White Rabbits’ critically acclaimed sophomore album “It’s Frightening” was released in May 2009, featuring what the band felt was a more stripped down, abrasive approach–you know, the tried and true formula for career suicide… which resulted in the song, “Percussion Gun,” which racked up a million hits on Youtube and wound up featured everywhere from “Friday Night Lights” to FIFA World Cup. Do you have any idea how many people watch soccer? Seriously, do you have the slightest idea?
Which brings us to the band’s new album, “Milk Famous,” set to be released on March 6th. The title of the record, “Milk Famous,” Stephen explains as meaning, “To be known but not for something you intended to be known for.” Which you may have figured out on your own. Or you might have wondered for a while what it meant if he hadn’t said that. Or just wondered what becomes of the truly “Milk Famous” late in their careers.
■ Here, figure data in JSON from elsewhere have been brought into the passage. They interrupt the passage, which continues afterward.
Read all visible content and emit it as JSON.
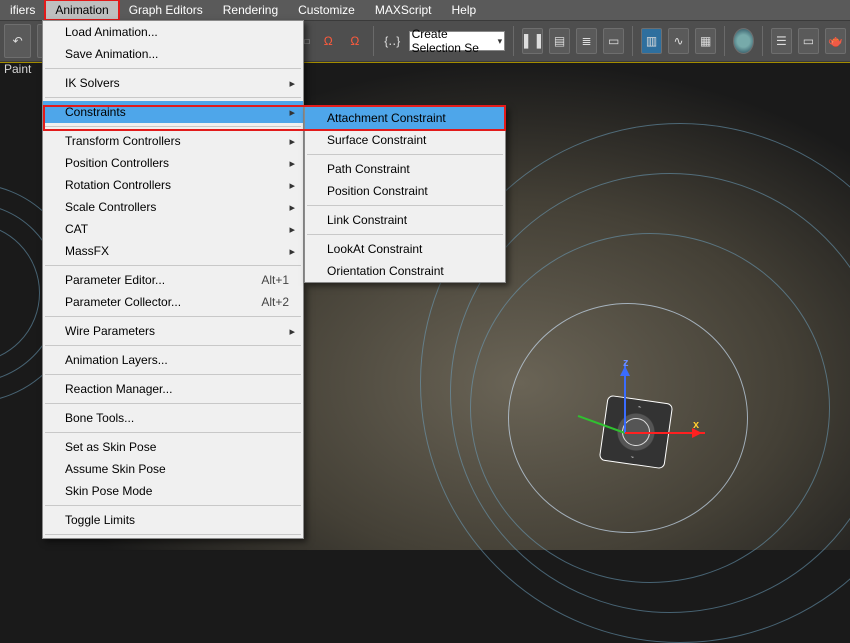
{
  "colors": {
    "highlight": "#4ea6ea",
    "annotation": "#e21b1b",
    "menubar": "#5a5a5a",
    "toolbar": "#4e4e4e",
    "menu_bg": "#f0f0f0"
  },
  "menubar": {
    "items": [
      {
        "label": "ifiers",
        "active": false
      },
      {
        "label": "Animation",
        "active": true
      },
      {
        "label": "Graph Editors",
        "active": false
      },
      {
        "label": "Rendering",
        "active": false
      },
      {
        "label": "Customize",
        "active": false
      },
      {
        "label": "MAXScript",
        "active": false
      },
      {
        "label": "Help",
        "active": false
      }
    ]
  },
  "toolbar": {
    "paint_label": "Paint",
    "selection_set_placeholder": "Create Selection Se"
  },
  "menu": {
    "items": [
      {
        "label": "Load Animation..."
      },
      {
        "label": "Save Animation..."
      },
      {
        "hr": true
      },
      {
        "label": "IK Solvers",
        "sub": true
      },
      {
        "hr": true
      },
      {
        "label": "Constraints",
        "sub": true,
        "hover": true
      },
      {
        "hr": true
      },
      {
        "label": "Transform Controllers",
        "sub": true
      },
      {
        "label": "Position Controllers",
        "sub": true
      },
      {
        "label": "Rotation Controllers",
        "sub": true
      },
      {
        "label": "Scale Controllers",
        "sub": true
      },
      {
        "label": "CAT",
        "sub": true
      },
      {
        "label": "MassFX",
        "sub": true
      },
      {
        "hr": true
      },
      {
        "label": "Parameter Editor...",
        "shortcut": "Alt+1"
      },
      {
        "label": "Parameter Collector...",
        "shortcut": "Alt+2"
      },
      {
        "hr": true
      },
      {
        "label": "Wire Parameters",
        "sub": true
      },
      {
        "hr": true
      },
      {
        "label": "Animation Layers..."
      },
      {
        "hr": true
      },
      {
        "label": "Reaction Manager..."
      },
      {
        "hr": true
      },
      {
        "label": "Bone Tools..."
      },
      {
        "hr": true
      },
      {
        "label": "Set as Skin Pose"
      },
      {
        "label": "Assume Skin Pose"
      },
      {
        "label": "Skin Pose Mode"
      },
      {
        "hr": true
      },
      {
        "label": "Toggle Limits"
      },
      {
        "hr": true
      }
    ]
  },
  "submenu": {
    "items": [
      {
        "label": "Attachment Constraint",
        "hover": true
      },
      {
        "label": "Surface Constraint"
      },
      {
        "hr": true
      },
      {
        "label": "Path Constraint"
      },
      {
        "label": "Position Constraint"
      },
      {
        "hr": true
      },
      {
        "label": "Link Constraint"
      },
      {
        "hr": true
      },
      {
        "label": "LookAt Constraint"
      },
      {
        "label": "Orientation Constraint"
      }
    ]
  },
  "gizmo": {
    "z": "z",
    "x": "x"
  }
}
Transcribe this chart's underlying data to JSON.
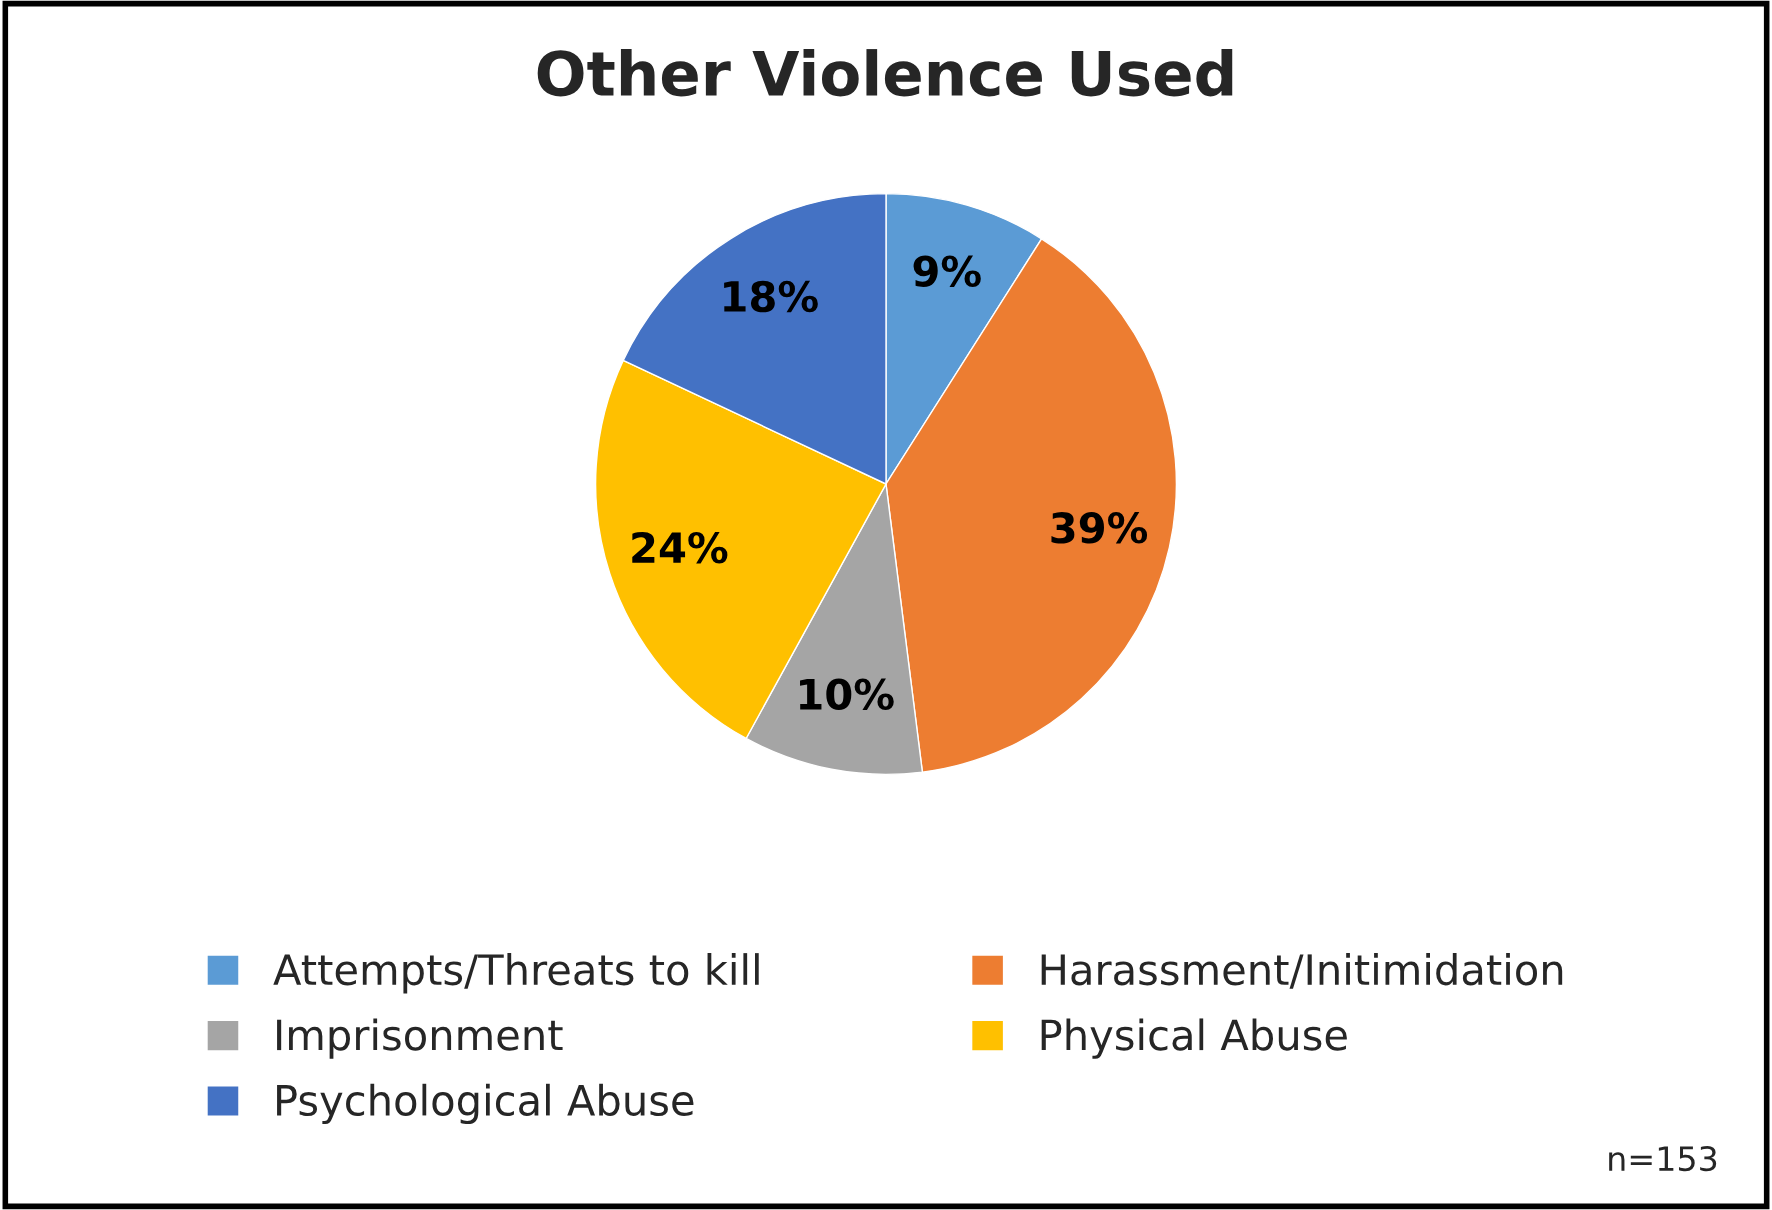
{
  "chart_data": {
    "type": "pie",
    "title": "Other Violence Used",
    "categories": [
      "Attempts/Threats to kill",
      "Harassment/Initimidation",
      "Imprisonment",
      "Physical Abuse",
      "Psychological Abuse"
    ],
    "values": [
      9,
      39,
      10,
      24,
      18
    ],
    "value_labels": [
      "9%",
      "39%",
      "10%",
      "24%",
      "18%"
    ],
    "colors": [
      "#5b9bd5",
      "#ed7d31",
      "#a5a5a5",
      "#ffc000",
      "#4472c4"
    ],
    "legend": "bottom",
    "annotations": [
      "n=153"
    ]
  }
}
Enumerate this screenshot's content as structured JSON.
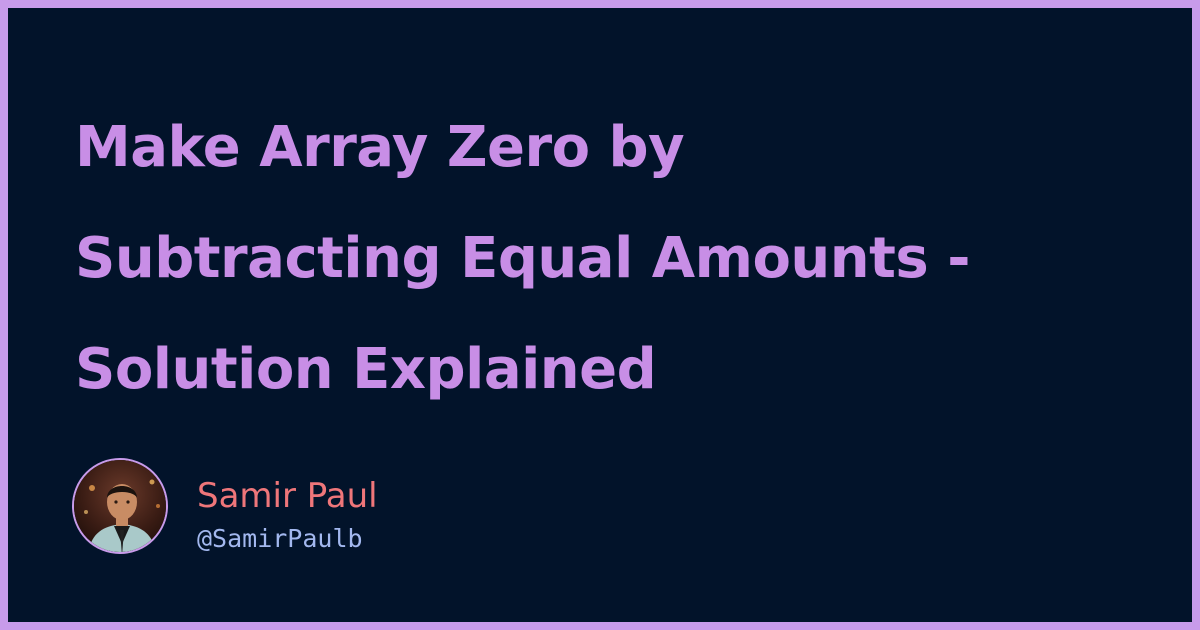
{
  "post": {
    "title_lines": [
      "Make Array Zero by",
      "Subtracting Equal Amounts -",
      "Solution Explained"
    ]
  },
  "author": {
    "name": "Samir Paul",
    "handle": "@SamirPaulb",
    "avatar_icon": "person-photo"
  },
  "colors": {
    "border": "#c89bea",
    "background": "#02132a",
    "title": "#c88ee6",
    "name": "#ef767a",
    "handle": "#a3b8ef"
  }
}
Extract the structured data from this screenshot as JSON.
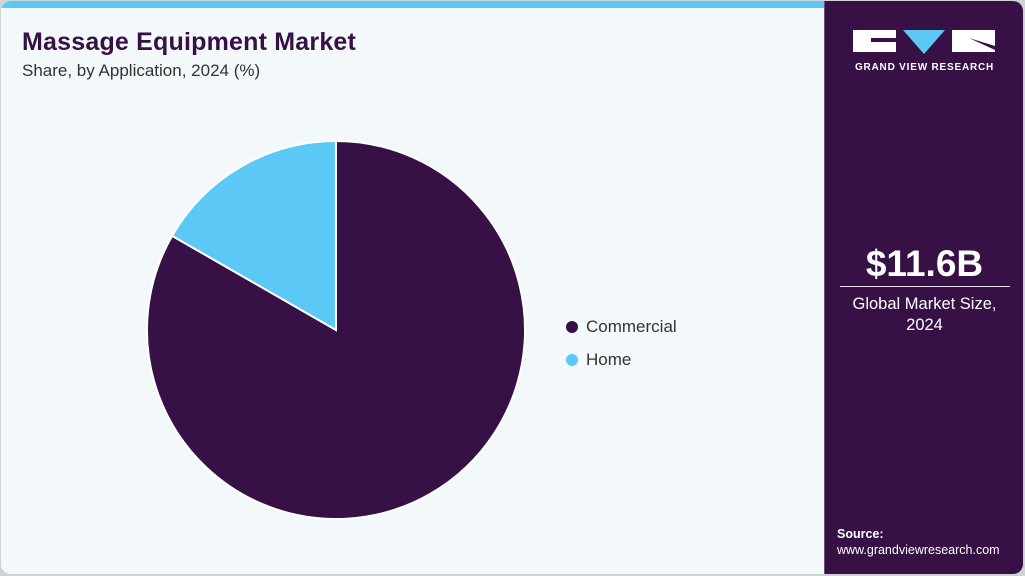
{
  "header": {
    "title": "Massage Equipment Market",
    "subtitle": "Share, by Application, 2024 (%)"
  },
  "legend": [
    {
      "label": "Commercial",
      "color": "#371046"
    },
    {
      "label": "Home",
      "color": "#5bc8f5"
    }
  ],
  "sidebar": {
    "brand": "GRAND VIEW RESEARCH",
    "market_value": "$11.6B",
    "market_label_line1": "Global Market Size,",
    "market_label_line2": "2024",
    "source_label": "Source:",
    "source_url": "www.grandviewresearch.com"
  },
  "colors": {
    "accent_dark": "#371046",
    "accent_light": "#5bc8f5",
    "background": "#f3f8fb"
  },
  "chart_data": {
    "type": "pie",
    "title": "Massage Equipment Market",
    "subtitle": "Share, by Application, 2024 (%)",
    "categories": [
      "Commercial",
      "Home"
    ],
    "values": [
      83.3,
      16.7
    ],
    "colors": [
      "#371046",
      "#5bc8f5"
    ],
    "legend_position": "right",
    "start_angle": "12 o'clock, clockwise"
  }
}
Like Bobby Brown. Is he alive? I mean, how stupid are you going to feel if you’re trying to think of other people who are “Milk Famous” when Bobby Brown could be lying face down in a ditch?
“Milk Famous” is both the third White Rabbits album, and the band’s second release for tbd records, the label most famous for being Radiohead’s current home. But technically White Rabbits signed to tbd before Radiohead. And Radiohead just added that second drummer, didn’t they? So I’m not accusing anyone of following in someone else’s footsteps or anything… I’m just saying.
You’ve probably already heard “Heavy Metal,” the first track from “Milk Famous” to go public, which will prepare you for the upcoming single, “Temporary.” Singles are a funny thing, y’know? That is, in terms of someone choosing which song you should listen to first. But with an album as hauntingly textured yet awe-inspiringly pop, we could all benefit from some assistance on a solid starting point.
And your starting point may be loving “Heavy Metal” or it may be loving “Temporary.” But you’ll equally love other songs such as “Back For More” (which Stephen and Alex produced themselves), “I’m Not Me,” “The Day You Won the War,” “I Had It Coming”… Hell, there isn’t a clunker in the bunch. And if you disagree, you are listening to music incorrectly. Go back and start from scratch.
Finally, and somewhat unrelated, I’m told Bobby Brown is definitely not in a ditch. Maybe Elvis Costello could write a sweet tune about Bobby Brown dying in a ditch. I bet it would be vaguely creepy but ridiculously catchy. Kinda’ like the new White Rabbits record. Make sure to ask the band what they think about that when you see them live on tour this year.